Department of Biochemistry and Molecular Pharmacology , University of Massachusetts Medical School , Worcester , Massachusetts 01605 , United States.
J Chem Inf Model. 2019 Sep 23;59(9):3679-3691. doi: 10.1021/acs.jcim.9b00457. Epub 2019 Aug 19.

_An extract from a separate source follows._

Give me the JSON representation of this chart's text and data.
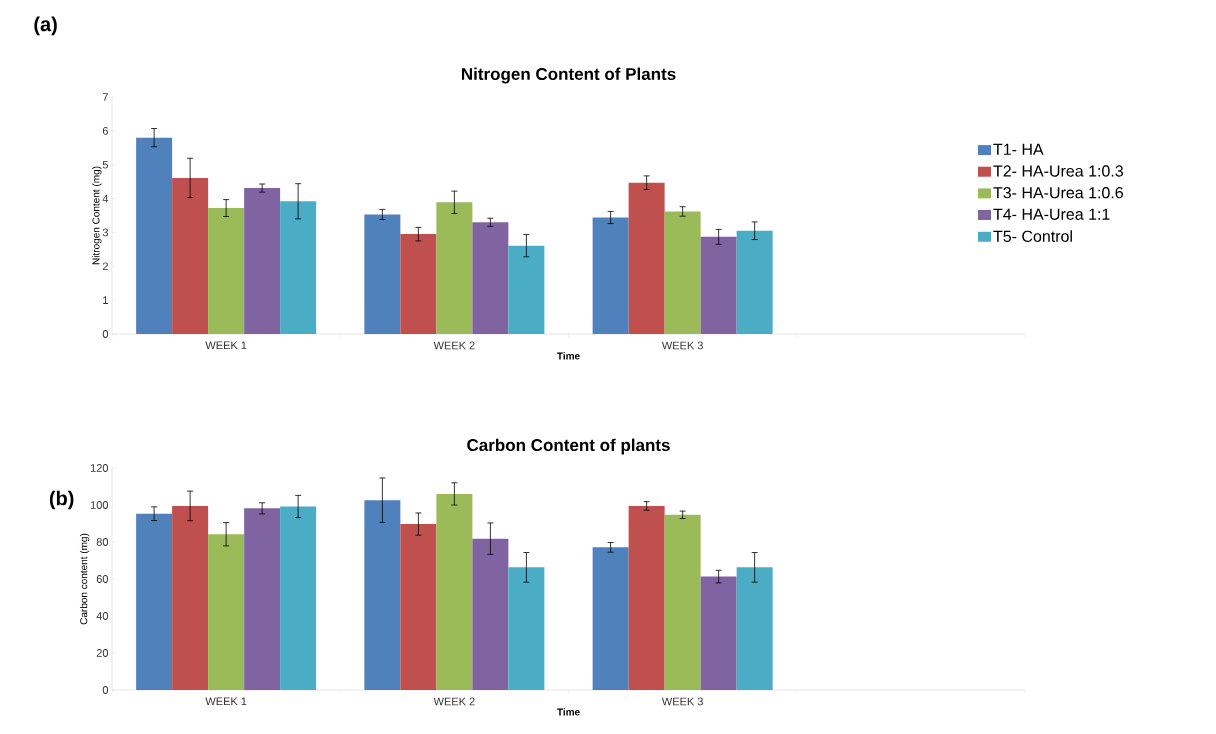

Discovery and optimization of small molecule inhibitors as therapeutic drugs have immensely benefited from rational structure-based drug design. With recent advances in high-resolution structure determination, computational power, and machine learning methodology, it is becoming more tractable to elucidate the structural basis of drug potency. However, the applicability of machine learning models to drug design is limited by the interpretability of the resulting models in terms of feature importance. Here, we take advantage of the large number of available inhibitor-bound HIV-1 protease structures and associated potencies to evaluate inhibitor diversity and machine learning models to predict ligand affinity. First, using a hierarchical clustering approach, we grouped HIV-1 protease inhibitors and identified distinct core structures. Explicit features including protein-ligand interactions were extracted from high-resolution cocrystal structures as 3D-based fingerprints. We found that a gradient boosting machine learning model with this explicit feature attribution can predict binding affinity with high accuracy. Finally, Shapley values were derived to explain local feature importance. We found specific van der Waals (vdW) interactions of key protein residues are pivotal for the predicted potency. Protein-specific and interpretable prediction models can guide the optimization of many small molecule drugs for improved potency.
从理性的基于结构的药物设计中,小分子抑制剂作为治疗药物的发现和优化受益匪浅。随着高分辨率结构测定、计算能力和机器学习方法的最新进展,阐明药物效力的结构基础变得更加可行。然而,机器学习模型在药物设计中的适用性受到模型在特征重要性方面的可解释性的限制。在这里,我们利用大量可用的抑制剂结合 HIV-1 蛋白酶结构和相关效力来评估抑制剂的多样性和机器学习模型来预测配体亲和力。首先,我们使用层次聚类方法对 HIV-1 蛋白酶抑制剂进行分组,并确定了不同的核心结构。从高分辨率共晶结构中提取出包括蛋白-配体相互作用在内的显式特征作为 3D 基指纹。我们发现,具有这种显式特征归因的梯度提升机学习模型可以高精度地预测结合亲和力。最后,导出了 Shapley 值来解释局部特征重要性。我们发现关键蛋白质残基的特定范德华(vdW)相互作用对预测的效力至关重要。具有蛋白质特异性和可解释性的预测模型可以指导许多小分子药物的优化,以提高效力。